LeBron Decision II: All Mavs Can Do Is Wait

A frenetic dust storm has descended on Vegas in the form of a league-altering meeting between LeBron James and Pat Riley. Rick Carlisle is about to descend on Vegas, too. But there is no frenzy, as the Mavs coach is calmly tutoring the likes of Gal Mekel and Ivan Johnson. 'Nobody can sign anything until the 10th,' Rick says. 'We're working every angle we can.' Working. And watching.

LeBron James is always at the forefront of NBA business, never more than now, as he shops himself on the free-agent market. The Miami Heat and Cleveland Cavaliers have in recent years coattailed their way to the fore thanks to the sport's best player, and are now jousting to do the same today.

Miami has earned the inside track here, as his most recent employer, and at least out of respect, James meets this afternoon with Heat president Pat Riley in Las Vegas. Miami is the "home team'' here and can therefore offer James a five-year max deal starting at $20.7 mil; other bidders can offer just four years.

LeBron, though, is one of a kind. His earning power is such that he could desire a shorter-term deal and a chance to hit the market again in, say, three years.

Or he might wish to leave the "home team'' for his "home town'' (home state, actually, as Akron isn't quite Cleveland). This possibility has created all sorts of educated guessing ... and some uneducated guessing ... about "winds blowing'' and theories about his wife's influence and fluctuating percentages.

What is known: Riley will pitch the Heat's immediate rebuild, not just with the recent addition of minor parts like Josh McRoberts and Danny Granger but also with ideas about how LeBron can remain teamed with Wade and Bosh ... or maybe there's a way to add Carmelo Anthony instead.

The Cavs will pitch a plan that is in motion as we speak. They locked up young stud point guard Kyrie Irving with a five-year, $90 million extension that can be signed, as Carlisle notes, on Friday. On Wednesday, they moved out $9.5 million in salary in a three-team trade with Boston and Brooklyn that now gives them about $21.7 million of room ... a hand-in-glove fit for and James' $20.7-million max.

And Cleveland can do more. They don't require "room'' to make a monster trade for, say, Kevin Love. They don't need room for Merry Minimums like Ray Allen to ring-chase alongside James. Heck, Cleveland's biggest obstacle might be to get owner Dan Gilbert and LeBron to forgive one another for their comic sans breakup in 2010.

And what of the Dallas Mavericks? They must wait.

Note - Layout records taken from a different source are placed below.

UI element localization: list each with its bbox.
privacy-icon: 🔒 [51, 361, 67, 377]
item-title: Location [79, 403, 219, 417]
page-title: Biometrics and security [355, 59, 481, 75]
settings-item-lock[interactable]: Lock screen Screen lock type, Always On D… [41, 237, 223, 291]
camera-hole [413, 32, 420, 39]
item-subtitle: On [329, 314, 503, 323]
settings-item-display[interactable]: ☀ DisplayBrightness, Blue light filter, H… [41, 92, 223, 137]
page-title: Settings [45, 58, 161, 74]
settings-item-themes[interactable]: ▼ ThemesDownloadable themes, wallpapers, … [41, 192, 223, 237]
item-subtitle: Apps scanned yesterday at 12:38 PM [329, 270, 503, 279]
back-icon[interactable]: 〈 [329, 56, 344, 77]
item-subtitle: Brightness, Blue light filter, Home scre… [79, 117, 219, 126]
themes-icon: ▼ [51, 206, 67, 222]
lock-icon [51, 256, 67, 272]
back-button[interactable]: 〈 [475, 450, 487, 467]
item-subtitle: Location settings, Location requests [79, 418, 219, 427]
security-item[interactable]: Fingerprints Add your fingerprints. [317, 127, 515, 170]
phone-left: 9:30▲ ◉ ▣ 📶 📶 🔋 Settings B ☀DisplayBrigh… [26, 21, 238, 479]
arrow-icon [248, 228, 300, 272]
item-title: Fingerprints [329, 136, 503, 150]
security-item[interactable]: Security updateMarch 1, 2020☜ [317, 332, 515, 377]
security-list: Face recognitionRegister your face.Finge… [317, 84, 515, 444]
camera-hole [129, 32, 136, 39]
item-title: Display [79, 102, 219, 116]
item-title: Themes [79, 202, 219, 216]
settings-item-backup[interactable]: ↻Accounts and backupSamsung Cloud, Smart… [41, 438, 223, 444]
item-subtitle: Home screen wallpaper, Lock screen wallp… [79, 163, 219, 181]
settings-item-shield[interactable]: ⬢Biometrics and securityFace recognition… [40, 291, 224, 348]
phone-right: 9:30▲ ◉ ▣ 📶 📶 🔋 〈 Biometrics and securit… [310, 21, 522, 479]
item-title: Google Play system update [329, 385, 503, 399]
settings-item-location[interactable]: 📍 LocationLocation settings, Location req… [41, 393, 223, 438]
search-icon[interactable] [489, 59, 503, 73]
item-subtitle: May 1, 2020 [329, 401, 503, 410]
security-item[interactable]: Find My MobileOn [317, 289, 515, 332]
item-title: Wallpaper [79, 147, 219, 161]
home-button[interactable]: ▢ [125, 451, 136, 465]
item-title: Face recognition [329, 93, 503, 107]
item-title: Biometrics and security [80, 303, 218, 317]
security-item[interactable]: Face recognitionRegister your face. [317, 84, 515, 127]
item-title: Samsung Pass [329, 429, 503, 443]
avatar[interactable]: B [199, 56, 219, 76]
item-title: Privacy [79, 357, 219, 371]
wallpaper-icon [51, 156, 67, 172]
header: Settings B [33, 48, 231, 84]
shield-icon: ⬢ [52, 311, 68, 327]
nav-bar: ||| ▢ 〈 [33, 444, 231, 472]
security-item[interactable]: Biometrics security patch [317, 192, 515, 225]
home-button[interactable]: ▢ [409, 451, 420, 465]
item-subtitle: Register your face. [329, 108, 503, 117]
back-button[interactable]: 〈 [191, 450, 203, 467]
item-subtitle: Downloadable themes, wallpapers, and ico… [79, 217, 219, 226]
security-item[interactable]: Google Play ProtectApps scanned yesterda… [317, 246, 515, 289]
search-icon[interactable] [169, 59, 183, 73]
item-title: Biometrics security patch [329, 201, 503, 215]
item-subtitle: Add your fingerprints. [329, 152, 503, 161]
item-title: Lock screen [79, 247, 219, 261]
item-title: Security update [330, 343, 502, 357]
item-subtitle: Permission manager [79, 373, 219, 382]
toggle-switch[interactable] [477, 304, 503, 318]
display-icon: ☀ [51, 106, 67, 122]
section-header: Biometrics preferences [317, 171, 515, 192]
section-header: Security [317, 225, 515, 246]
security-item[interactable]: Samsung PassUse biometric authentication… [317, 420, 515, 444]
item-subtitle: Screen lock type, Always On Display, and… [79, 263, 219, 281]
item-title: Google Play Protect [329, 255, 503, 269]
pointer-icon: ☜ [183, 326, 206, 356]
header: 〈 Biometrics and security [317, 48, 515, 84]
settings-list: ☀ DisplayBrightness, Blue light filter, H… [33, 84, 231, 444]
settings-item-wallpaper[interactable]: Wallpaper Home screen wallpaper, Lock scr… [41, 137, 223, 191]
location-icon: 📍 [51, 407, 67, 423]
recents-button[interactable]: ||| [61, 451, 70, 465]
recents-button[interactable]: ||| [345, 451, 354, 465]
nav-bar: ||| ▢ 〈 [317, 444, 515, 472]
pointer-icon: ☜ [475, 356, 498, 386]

Impatience from fans is understandable, but no more deserved that the time LeBron and his ilk are talking to make up their minds on decisions of a lifetime. Somebody wrote that the LeBron Logjam is "crippling'' the process. But why should James be hurried into a decision? So benefit the 29 teams he won't be playing for?

Carlisle recognizes this.

"It's early,'' says the Mavs coach, who spent part of Wednesday in the AAC gym overseeing members of the Mavs summer-league squad like journeyman center Ivan Johnson and young guard Gal Mekel. “We’re very optimistic. It’s a very exciting time in our business. There’s an opportunity for a lot of movement and to make your team better.” ''

The Mavs have made their position clear to LeBron as one of five teams given a preliminary meeting with agent Rich Paul. (And, Mavs owner Mark Cuban tells us, that session went "extremely well.'') The current vibe suggests Dallas will be on the outside looking in, with Cleveland and Miami in charge of stirring up all the desert dust.


As of late Tuesday, though, the Mavs had not been informed by the James camp that it was down to a two-team race. So Dallas waits. Waits for word on that second meeting. Waits for the dominoes to fall that would put LeBron in Miami or Cleveland, with the losing bidder grabbing a seat in the Musical Chairs game for other small forwards like Parsons, Deng and Ariza ... and then, aggressive as Dallas might be in those cases, still, ultimately, waits some more. (In other words: If, for instance, Cleveland doesn't get LeBron, the Cavs can use that cap room to chase Parsons - and possibly elbow Dallas out of the way.)

“A lot of this is driven by the activity of the best players and if the best players remain undecided, it’ll hold things up awhile,” Carlisle says. “But that’s their right.''

Indeed. And as big-fish free agents, it's a right they've earned. And nothing -- not our impatience, not the Mavs' hunger, not even the promises being made to LeBron in the desert -- change that. Until LeBron himself decides on a change.